Fitz est revenu à Castelcerf et Kettricken l'a chargé de retrouver le prince Devoir, disparu. Très vite, l'enquête de Fitz le mène sur la piste du Lignage, des gens qui, comme lui, possèdent le Vif, une forme de magie particulièrement mal perçue. de nouveau, le trône des Loinvoyant est en danger et Fitz et le Fou feront tout leur possible pour changer le cours du destin des Six-Duchés.

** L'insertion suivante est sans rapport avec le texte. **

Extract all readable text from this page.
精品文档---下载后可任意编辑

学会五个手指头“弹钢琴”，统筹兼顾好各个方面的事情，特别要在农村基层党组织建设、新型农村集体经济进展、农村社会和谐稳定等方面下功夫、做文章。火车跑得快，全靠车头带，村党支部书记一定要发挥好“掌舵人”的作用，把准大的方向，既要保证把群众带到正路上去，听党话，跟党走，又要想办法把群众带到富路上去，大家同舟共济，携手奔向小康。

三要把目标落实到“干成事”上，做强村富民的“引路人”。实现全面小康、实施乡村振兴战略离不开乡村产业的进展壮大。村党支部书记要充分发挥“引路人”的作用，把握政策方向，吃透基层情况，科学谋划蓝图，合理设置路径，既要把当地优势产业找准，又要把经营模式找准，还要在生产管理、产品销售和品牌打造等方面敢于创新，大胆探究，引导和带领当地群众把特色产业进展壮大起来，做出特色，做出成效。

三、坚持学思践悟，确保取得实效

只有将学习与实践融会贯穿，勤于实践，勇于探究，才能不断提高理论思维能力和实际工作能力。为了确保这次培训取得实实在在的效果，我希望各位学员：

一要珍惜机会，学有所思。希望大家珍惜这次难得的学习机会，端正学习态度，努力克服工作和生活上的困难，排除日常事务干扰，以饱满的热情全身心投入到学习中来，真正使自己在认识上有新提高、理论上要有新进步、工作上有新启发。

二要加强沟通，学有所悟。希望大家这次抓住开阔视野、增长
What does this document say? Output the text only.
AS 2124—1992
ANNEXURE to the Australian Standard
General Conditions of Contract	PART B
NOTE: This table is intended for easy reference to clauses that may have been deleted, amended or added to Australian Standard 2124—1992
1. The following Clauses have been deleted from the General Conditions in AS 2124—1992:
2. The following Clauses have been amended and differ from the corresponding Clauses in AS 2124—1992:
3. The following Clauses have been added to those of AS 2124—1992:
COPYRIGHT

Quelques longueurs sont à déplorer dans ce tome où Fitz et le Fou doivent endosser des rôles pour se protéger et où leur quête se résume pour beaucoup à une poursuite à cheval. L'aspect intéressant est le développement du lien entre Devoir et Fitz, pour des raisons que je tairais ici, mais aussi parce que l'ancien assassin semble se revoir au même âge - et les lecteurs du premier cycle sauront juger.
Enfin, il faut savoir que si un tome de L'Assassin doit vous arracher des larmes, ce sera celui-ci.
Une lecture riche en émotions pour un deuxième cycle qui commence vraiment fort.